Stellar travel for recreation got off to a bad start. Pre derelict there was an orbital hotel and some tourist flights, but travel to anywhere else was extremely expensive and not done lightly. Post derelict wasn’t much better. Travelling between the stars tends to combine the closed, cramped conditions and crappy food of air travel, with utter monotony of being on a ship for weeks on end. It was rather equivalent of suggesting you take the Mayflower on a package tour. You only endured those conditions with a firm destination in mind.

2100 onwards space travel begins to develop enough that the first hardy tourists begin to travel in some personal comfort. The first pleasure liner officially left the docks 2088, though by freak accident it Jumped into the tail off a comet and was dry docked for another year and a half. By the turn of the century there were about thirty interstellar liners, and a few dozen more that ran purely in Sol system.

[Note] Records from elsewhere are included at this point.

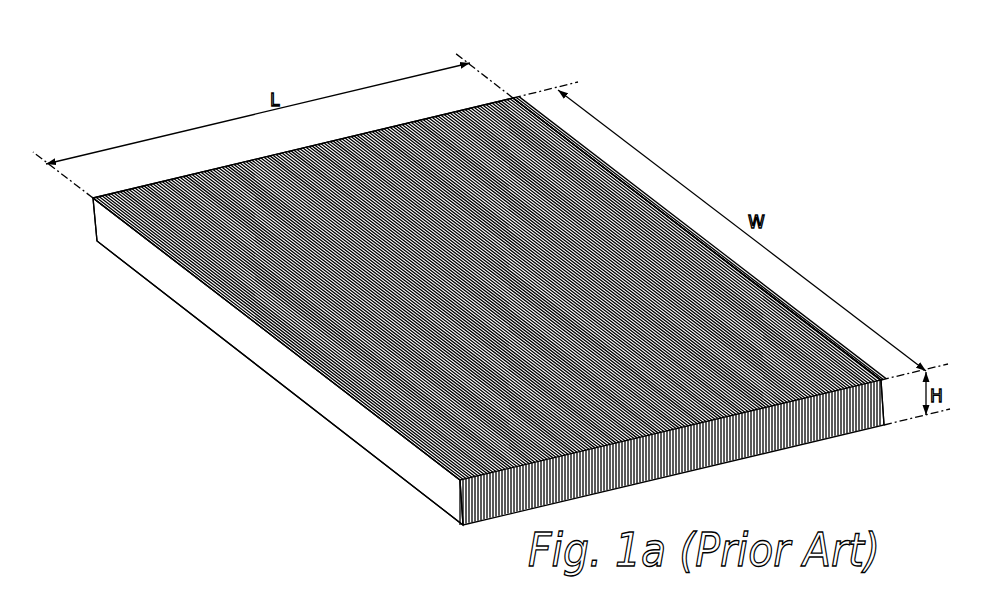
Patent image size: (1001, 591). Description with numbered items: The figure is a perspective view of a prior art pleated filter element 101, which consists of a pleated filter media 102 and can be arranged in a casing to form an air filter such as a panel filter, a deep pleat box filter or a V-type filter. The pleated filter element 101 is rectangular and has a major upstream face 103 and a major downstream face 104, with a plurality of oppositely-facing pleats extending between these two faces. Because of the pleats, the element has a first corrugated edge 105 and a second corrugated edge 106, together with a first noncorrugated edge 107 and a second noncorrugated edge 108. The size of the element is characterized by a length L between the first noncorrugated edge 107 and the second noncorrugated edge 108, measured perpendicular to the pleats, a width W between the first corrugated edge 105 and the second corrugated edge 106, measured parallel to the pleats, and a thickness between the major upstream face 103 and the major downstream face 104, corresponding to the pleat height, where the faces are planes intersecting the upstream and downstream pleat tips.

The pleated filter element 101 is at (146, 99).
The pleated filter media 102 is at (455, 498).
The major upstream face 103 is at (230, 258).
The major downstream face 104 is at (818, 434).
The first corrugated edge 105 is at (662, 450).
The second corrugated edge 106 is at (375, 122).
The first noncorrugated edge 107 is at (260, 349).
The second noncorrugated edge 108 is at (601, 160).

Most space tourism is journeying to other planets, as there really isn’t a lot to see in space once you’ve got over the majesty of the planet below you. Sure the stars are pretty, but generally everything is too far away and behind thirty layers of safety glass for you to go purely for the views. Instead, people travel to cultural artefacts (no one travels for the weather, your own planet invariably has a resort that is much closer), the first landing site on Alpha Centuri, for example, is one of the more popular destinations, but a lot of people like to visit some of the historical locations on Earth.

Eventually, as space travel became cheaper and cheaper, tourism became more prevalent and drifted into the price range of the middle class. Micro-G resorts, package holidays, and finally ships that could transport people in acceptable comfort, all were just reaching their peek at the dawn of the Corporation Wars.

That war changed things though.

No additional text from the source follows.